Macrophage activation syndrome is characterized by a failure of natural killer cells to clear infected cells and cytotoxic T cells.21,22 Regulatory T cells become overwhelmed and are also unable to clear infected cells. Cytotoxic T cells begin to proliferate and lead to activation and proliferation of histiocytes. The resulting haemophagocytosis then results in a cytokine storm with upregulation of several interleukins which further propagates the cycle. 23 Many with macrophage activation syndrome will require mechanical ventilation and vasoactive support. 24 Neurologic dysfunction, acute kidney injury, acute respiratory distress and coagulation dysfunction are all often noted in the setting of macrophage activation syndrome. In adults, the mortality for macrophage activation syndrome has been reported to be as high as 40%. 25 Viral infections are among the most common triggers of macrophage activation syndrome in adults and it appears that the systemic cytokine profiles seen with severe COVID-19 has similarities to those observed in cytokine release syndromes, such as macrophage activation syndrome. 26
In different setting and scenarios, biomarkers are used to help guide physicians in the diagnosis risk stratification and treatment of such as diagnosing pulmonary embolism, ruling out non-ST-elevation myocardial infarction, guiding antibiotic therapy and others clinical scenarios.27–29 In particularly, algorithms have been proposed to rule out sepsis from non-infection systemic inflammatory response both in emergency department and medical intensive care unit.30,31 Although ideally, biomarkers should always be used together with the clinical presentation and image studies; they should never replace the clinical judgement of the physician.
Strengths and limitations
The strengths of our study include the large sample size and inclusion of multiple haematological, biochemical and inflammatory biomarkers. Although a similar meta-analysis has been performed earlier, it was done with far less studies and patients that compared biomarkers in patients who survived to those who did not survived. 13 We performed our analysis using recommended approach and statistical methods. However, our study also has limitations. Our analysis includes observational studies which suffer from confounding. However, there are not many randomized trials for us to be able to conduct a robust meta-analysis of only randomized studies. Many of the endpoints in our analysis demonstrated significant heterogeneity. There was also significant amount of bias noted in studies. Hence, our findings should be interpreted with caution.
Conclusions
This pooled analysis of 10 studies including 1584 patients identified significant differences in biomarkers on admission in patients who survived from those who did not. Further research is needed to develop risk stratification models to help with judicious use of limited health-care resources.
Footnotes
Acknowledgements
In memoriam: We dedicate this paper to the memory of Luis Carlos Gamboa Chavez (1974–2020), devoted father, son, and friend.

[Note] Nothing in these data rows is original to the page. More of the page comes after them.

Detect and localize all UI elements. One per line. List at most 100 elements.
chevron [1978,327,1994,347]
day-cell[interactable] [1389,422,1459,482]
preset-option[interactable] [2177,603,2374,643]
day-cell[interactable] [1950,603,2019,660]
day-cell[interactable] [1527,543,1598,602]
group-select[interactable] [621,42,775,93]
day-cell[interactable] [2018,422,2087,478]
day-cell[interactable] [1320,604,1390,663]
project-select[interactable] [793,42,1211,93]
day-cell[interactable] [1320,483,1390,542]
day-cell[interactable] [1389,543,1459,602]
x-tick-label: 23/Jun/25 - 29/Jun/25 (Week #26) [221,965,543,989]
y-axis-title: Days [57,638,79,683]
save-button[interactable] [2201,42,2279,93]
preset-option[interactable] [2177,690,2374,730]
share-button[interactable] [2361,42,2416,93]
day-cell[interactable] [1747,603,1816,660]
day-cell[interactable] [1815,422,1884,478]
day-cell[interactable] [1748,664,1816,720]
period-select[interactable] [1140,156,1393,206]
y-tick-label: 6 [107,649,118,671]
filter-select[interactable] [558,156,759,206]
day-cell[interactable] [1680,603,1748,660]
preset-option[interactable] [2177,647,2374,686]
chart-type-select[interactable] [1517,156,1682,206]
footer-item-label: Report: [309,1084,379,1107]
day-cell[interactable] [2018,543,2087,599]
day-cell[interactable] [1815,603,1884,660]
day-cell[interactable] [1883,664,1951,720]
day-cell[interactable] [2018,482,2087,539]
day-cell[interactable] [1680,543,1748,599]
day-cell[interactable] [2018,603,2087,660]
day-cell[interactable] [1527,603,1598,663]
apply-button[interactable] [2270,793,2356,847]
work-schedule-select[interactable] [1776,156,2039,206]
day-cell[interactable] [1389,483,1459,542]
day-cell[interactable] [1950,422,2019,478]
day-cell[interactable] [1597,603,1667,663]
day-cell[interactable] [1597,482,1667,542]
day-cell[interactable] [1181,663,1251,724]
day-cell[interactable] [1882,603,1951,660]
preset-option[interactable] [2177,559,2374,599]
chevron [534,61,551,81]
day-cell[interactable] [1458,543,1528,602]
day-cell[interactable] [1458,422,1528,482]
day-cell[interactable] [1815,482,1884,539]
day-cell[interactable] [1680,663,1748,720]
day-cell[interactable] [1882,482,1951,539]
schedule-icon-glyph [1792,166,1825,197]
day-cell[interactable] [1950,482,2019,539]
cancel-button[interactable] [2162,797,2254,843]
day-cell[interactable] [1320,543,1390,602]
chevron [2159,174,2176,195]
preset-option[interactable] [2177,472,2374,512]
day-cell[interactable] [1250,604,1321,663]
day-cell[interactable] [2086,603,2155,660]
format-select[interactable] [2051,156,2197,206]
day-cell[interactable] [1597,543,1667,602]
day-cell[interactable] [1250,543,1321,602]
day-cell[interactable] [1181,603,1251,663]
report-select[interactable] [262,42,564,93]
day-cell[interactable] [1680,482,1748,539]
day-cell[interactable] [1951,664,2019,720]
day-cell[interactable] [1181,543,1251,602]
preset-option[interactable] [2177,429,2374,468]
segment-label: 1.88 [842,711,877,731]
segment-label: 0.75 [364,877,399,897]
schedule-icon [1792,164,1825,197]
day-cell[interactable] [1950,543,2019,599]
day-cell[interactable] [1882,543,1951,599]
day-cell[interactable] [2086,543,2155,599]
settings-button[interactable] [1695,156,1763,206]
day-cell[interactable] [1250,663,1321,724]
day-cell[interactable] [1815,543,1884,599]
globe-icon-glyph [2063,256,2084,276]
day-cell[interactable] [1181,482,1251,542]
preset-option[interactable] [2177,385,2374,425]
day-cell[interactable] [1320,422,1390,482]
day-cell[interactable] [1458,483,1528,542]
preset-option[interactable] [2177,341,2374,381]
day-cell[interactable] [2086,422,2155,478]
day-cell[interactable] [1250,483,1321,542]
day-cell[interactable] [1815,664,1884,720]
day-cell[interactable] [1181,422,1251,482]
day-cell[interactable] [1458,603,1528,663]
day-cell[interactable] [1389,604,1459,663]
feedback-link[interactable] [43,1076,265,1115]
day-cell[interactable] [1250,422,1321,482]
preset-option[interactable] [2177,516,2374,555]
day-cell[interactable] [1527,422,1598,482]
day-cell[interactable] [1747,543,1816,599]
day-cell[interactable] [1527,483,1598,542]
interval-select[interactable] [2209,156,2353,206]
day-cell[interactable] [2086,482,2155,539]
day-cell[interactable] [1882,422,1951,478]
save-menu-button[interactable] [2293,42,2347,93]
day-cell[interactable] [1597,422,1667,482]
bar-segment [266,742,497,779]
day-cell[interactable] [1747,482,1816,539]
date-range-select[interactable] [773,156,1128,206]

Declaration of conflicting interests
The author(s) declared no potential conflicts of interest with respect to the research, authorship, and/or publication of this article.
Funding
The author(s) received no financial support for the research, authorship, and/or publication of this article.
Ethical approval
Not applicable.
Guarantor
RL.
Contributorship
All authors contributed to design and execution of the study. All authors reviewed and edited the article and approved the final version of the article.